Regional gatherings in Sydney (March 2024) followed by Brisbane (July 2024) brought together finance officials from Australia, New Zealand and United States along with major global banks including JP Morgan Chase & Co., Wells Fargo & Company , Citigroup Inc , Federal Reserve , Reserve Bank of Australia , U.S Treasury , Australian Treasury , highlighting broad-based support for finding solutions.

“We invited the general manager of National Bank of Tuvalu to present,” Kirarock said. “That was a real lightbulb moment. It brought home the real human impact of losing CBRs.”

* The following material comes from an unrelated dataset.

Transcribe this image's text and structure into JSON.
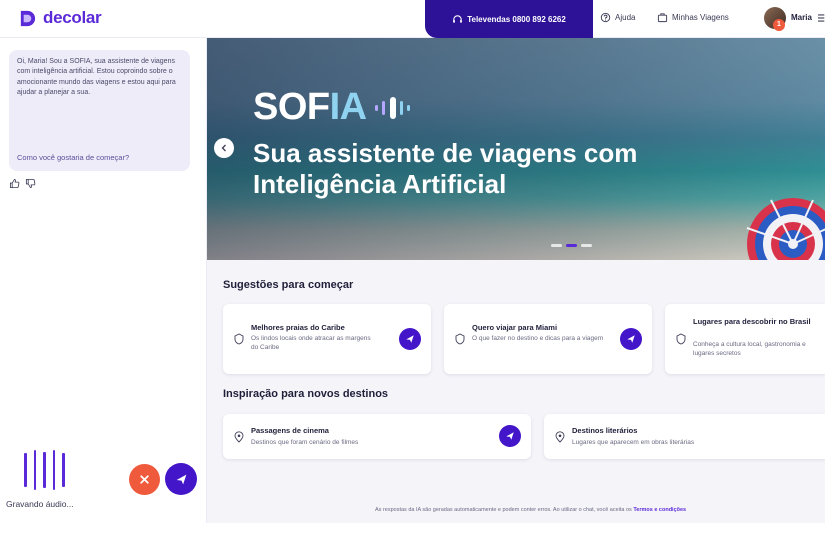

A diagnostic report prepared by World Bank staff—funded by New Zealand—concluded scale limitations were more central than compliance or risk perception issues when explaining why banks withdrew services from some markets.

By August 2024 consensus had formed around aggregation as part of an endorsed roadmap adopted at FEMM meetings later that month—a framework now guiding ongoing efforts.

Following approval by World Bank directors in August 2024—and operational launch in April 2025—the project is overseen by an implementation unit based in Suva; monitoring involves representatives from central banks across participating states plus regulators and development agencies via participation in what’s called The Pacific De-risking Group (co-chaired by PIFS & The World Bank).

World Bank President Ajay Banga met recently with Forum Secretariat officials as work continues on detailed feasibility studies expected early next year before further consultations on long-term solutions proceed.

“It's going to be a very open and innovative platform...one that I think will increase capacity [for] its network,” said Ilias Skamenlos Practice Manager for Finance Competitiveness & Innovation East Asia-Pacific Region at The World Bank.

The program reflects both an emphasis on resilience/inclusion within broader bank priorities but also underscores how critical such initiatives may prove: according to Kirarock,“We want to demonstrate that The Pacific is safe place for investment [and] banks...It’s an economic imperative.”